Second, we did chores that had been hanging over our heads for too long. There were many jobs around the house that had needed attention for some time. ____________________________________________________________________ ____________________________________________________________________ ____________________________________________________________________ We also had a chance to so some long-postponed shopping. ____________________ ____________________________________________________________________ _____________________________________________________________________ And each of us also did some letter writing or other paper work that was long overdue. ____________________________________________________________________ ____________________________________________________________________
Finally, and probably the most important, we spend time with each other.
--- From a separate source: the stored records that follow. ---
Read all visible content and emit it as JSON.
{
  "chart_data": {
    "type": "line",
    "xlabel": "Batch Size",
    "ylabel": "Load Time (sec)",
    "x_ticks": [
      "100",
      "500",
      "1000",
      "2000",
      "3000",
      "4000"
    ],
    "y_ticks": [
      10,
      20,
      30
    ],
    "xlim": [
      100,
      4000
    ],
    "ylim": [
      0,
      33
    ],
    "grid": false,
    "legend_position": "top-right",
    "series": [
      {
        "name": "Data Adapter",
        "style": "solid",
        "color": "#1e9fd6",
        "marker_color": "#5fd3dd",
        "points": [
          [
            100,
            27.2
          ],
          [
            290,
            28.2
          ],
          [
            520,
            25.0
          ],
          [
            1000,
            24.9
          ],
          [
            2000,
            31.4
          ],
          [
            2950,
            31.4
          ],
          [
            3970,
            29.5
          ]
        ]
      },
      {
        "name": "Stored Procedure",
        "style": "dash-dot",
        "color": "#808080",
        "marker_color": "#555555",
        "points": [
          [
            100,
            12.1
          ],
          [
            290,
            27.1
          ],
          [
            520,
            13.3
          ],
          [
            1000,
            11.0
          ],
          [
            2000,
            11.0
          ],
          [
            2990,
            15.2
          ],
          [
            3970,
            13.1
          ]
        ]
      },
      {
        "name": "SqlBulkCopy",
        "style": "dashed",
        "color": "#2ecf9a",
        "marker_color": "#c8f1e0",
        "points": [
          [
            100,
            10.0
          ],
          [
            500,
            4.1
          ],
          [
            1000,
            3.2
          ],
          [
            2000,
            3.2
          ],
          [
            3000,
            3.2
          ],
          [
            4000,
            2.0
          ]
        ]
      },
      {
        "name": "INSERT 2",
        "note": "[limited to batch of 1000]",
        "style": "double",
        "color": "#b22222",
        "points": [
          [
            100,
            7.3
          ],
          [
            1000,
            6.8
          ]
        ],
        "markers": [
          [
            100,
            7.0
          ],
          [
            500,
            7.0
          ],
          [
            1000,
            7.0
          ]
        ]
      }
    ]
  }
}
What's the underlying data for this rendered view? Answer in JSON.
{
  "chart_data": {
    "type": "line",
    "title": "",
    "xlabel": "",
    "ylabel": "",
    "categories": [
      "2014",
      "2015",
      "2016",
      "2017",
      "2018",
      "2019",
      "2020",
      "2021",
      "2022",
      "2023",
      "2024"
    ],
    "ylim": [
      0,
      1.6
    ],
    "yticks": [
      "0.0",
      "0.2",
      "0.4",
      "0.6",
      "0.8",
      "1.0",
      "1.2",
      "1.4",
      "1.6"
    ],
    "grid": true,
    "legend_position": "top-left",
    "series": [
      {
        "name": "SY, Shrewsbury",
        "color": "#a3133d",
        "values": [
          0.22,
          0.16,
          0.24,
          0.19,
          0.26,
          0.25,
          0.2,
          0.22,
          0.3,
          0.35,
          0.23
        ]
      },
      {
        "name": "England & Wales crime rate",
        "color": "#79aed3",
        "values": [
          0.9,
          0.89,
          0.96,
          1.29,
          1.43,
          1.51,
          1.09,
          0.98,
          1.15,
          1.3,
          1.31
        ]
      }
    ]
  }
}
Instead of just being in the same room together while we stared at a screen, we actually talked for many pleasant hours.
_____________________________________________________________________________________________________________________________________________________________________________________________________________. Moreover, for the first time in years my family played some games together. ______________________________________________________________________________________________________________________________________________________________________________________________________________. And because we didn’t have to worry about missing this or that show, we had some family friends over on a couple of evening and spent an enjoyable time with them._________________________________________________________________________________________________________________________________________________________________________________________________________.
Once our television set returned, we were not prepared to put it in the attic. But we had a sense of how it can take our lives if we are not careful. WE are now more selective. We turn on the set for our favorite shows, certain sports events, and the news, but we don’t leave it running all night. As a result, we find we can enjoy television and still have time left over for other activities and interests.